On the off chance that there are time travelers hanging out in cyberspace that are ready and willing to communicate with us present-day folks, the researchers put out a call on "a popular public internet forum" asking any time travelers out there to shoot them an email—and for the sake of accurately assessing the ramifications of their existence, to indicate whether or not their actions would alter history by stipulating #ICanChangeThePast2 or #ICannotChangeThePast2. Again, they came up empty handed.

Not to be a buzzkill, but maybe the experiment failed by time travel isn't possible? That's surely the most likely scenario, but many scientists aren't willing to throw in the towel. Some prominent physicists, most famously Stephen Hawking, claim that bending space-time is theoretically possible—by exploiting black holes, or wormholes if they exist, or by traveling at superspeeds, based on Einstein's theory of relativity. We just don't have the necessary know-how or technology to do it yet.

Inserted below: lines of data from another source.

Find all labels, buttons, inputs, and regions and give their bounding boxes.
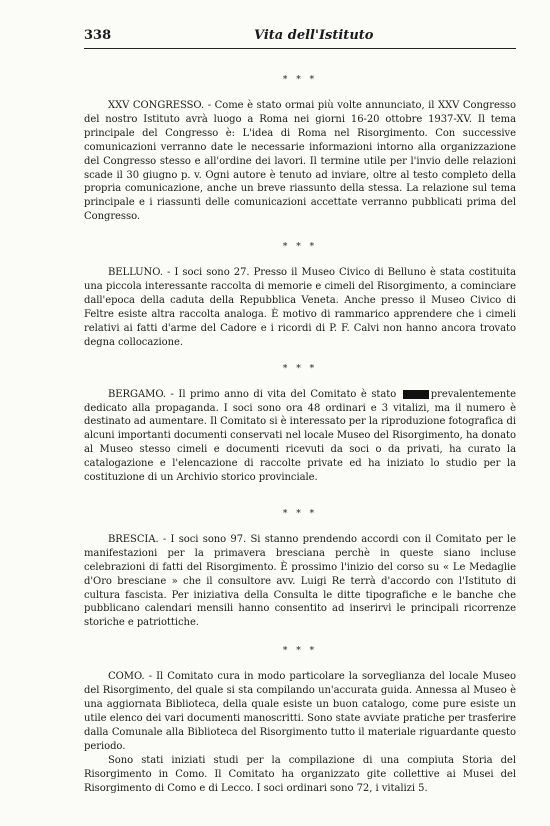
running-header — [84, 26, 516, 49]
section-text-continued: prevalentemente dedicato alla propaganda. I soci sono ora 48 ordinari e 3 vitalizi, ma il numero è destinato ad aumentare. Il Comitato si è interessato per la riproduzione fotografica di alcuni importanti documenti conservati nel locale Museo del Risorgimento, ha donato al Museo stesso cimeli e documenti ricevuti da soci o da privati, ha curato la catalogazione e l'elencazione di raccolte private ed ha iniziato lo studio per la costituzione di un Archivio storico provinciale. — [84, 388, 516, 484]
section-text: - Il Comitato cura in modo particolare la sorveglianza del locale Museo del Risorgimento, del quale si sta compilando un'accurata guida. Annessa al Museo è una aggiornata Biblioteca, della quale esiste un buon catalogo, come pure esiste un utile elenco dei vari documenti manoscritti. Sono state avviate pratiche per trasferire dalla Comunale alla Biblioteca del Risorgimento tutto il materiale riguardante questo periodo. — [84, 671, 516, 752]
section-como — [84, 670, 516, 753]
section-place: BELLUNO. — [108, 267, 163, 279]
section-text: - Il primo anno di vita del Comitato è stato — [166, 388, 401, 400]
section-bergamo — [84, 388, 516, 485]
section-text: - Come è stato ormai più volte annunciato, il XXV Congresso del nostro Istituto avrà luogo a Roma nei giorni 16-20 ottobre 1937-XV. Il tema principale del Congresso è: L'idea di Roma nel Risorgimento. Con successive comunicazioni verranno date le necessarie informazioni intorno alla organizzazione del Congresso stesso e all'ordine dei lavori. Il termine utile per l'invio delle relazioni scade il 30 giugno p. v. Ogni autore è tenuto ad inviare, oltre al testo completo della propria comunicazione, anche un breve riassunto della stessa. La relazione sul tema principale e i riassunti delle comunicazioni accettate verranno pubblicati prima del Congresso. — [84, 100, 516, 223]
document-page — [84, 26, 516, 795]
section-belluno — [84, 266, 516, 349]
section-separator: * * * — [282, 646, 318, 657]
section-separator: * * * — [282, 75, 318, 85]
section-place: BERGAMO. — [108, 388, 167, 400]
running-title: Vita dell'Istituto — [254, 28, 374, 43]
section-place: XXV CONGRESSO. — [108, 100, 205, 111]
section-place: BRESCIA. — [108, 533, 159, 545]
section-brescia — [84, 533, 516, 630]
section-text: - I soci sono 97. Si stanno prendendo accordi con il Comitato per le manifestazioni per la primavera bresciana perchè in queste siano incluse celebrazioni di fatti del Risorgimento. È prossimo l'inizio del corso su « Le Medaglie d'Oro bresciane » che il consultore avv. Luigi Re terrà d'accordo con l'Istituto di cultura fascista. Per iniziativa della Consulta le ditte tipografiche e le banche che pubblicano calendari mensili hanno consentito ad inserirvi le principali ricorrenze storiche e patriottiche. — [84, 533, 516, 629]
section-como-paragraph-2: Sono stati iniziati studi per la compilazione di una compiuta Storia del Risorgimento in Como. Il Comitato ha organizzato gite collettive ai Musei del Risorgimento di Como e di Lecco. I soci ordinari sono 72, i vitalizi 5. — [84, 754, 516, 794]
section-separator: * * * — [282, 242, 318, 253]
section-separator: * * * — [282, 508, 318, 519]
page-number: 338 — [84, 28, 112, 43]
section-congresso — [84, 99, 516, 224]
section-text: - I soci sono 27. Presso il Museo Civico di Belluno è stata costituita una piccola interessante raccolta di memorie e cimeli del Risorgimento, a cominciare dall'epoca della caduta della Repubblica Veneta. Anche presso il Museo Civico di Feltre esiste altra raccolta analoga. È motivo di rammarico apprendere che i cimeli relativi ai fatti d'arme del Cadore e i ricordi di P. F. Calvi non hanno ancora trovato degna collocazione. — [84, 267, 516, 348]
ink-blot-mark — [403, 390, 429, 399]
section-place: COMO. — [108, 671, 145, 683]
section-separator: * * * — [282, 363, 318, 374]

But maybe we will, in the future, and just in case, it's worth keeping a look out for people who have experienced the sci-fi dream of defying time and space. The authors of this latest study weren't the first to try and reach out to potential future-humans. Hawking famously threw a party for time travelers, sending out the invitations after the party was already over. In 2005, MIT students held a time travel convention in the hopes that people from the future would attend. In both cases, no one showed.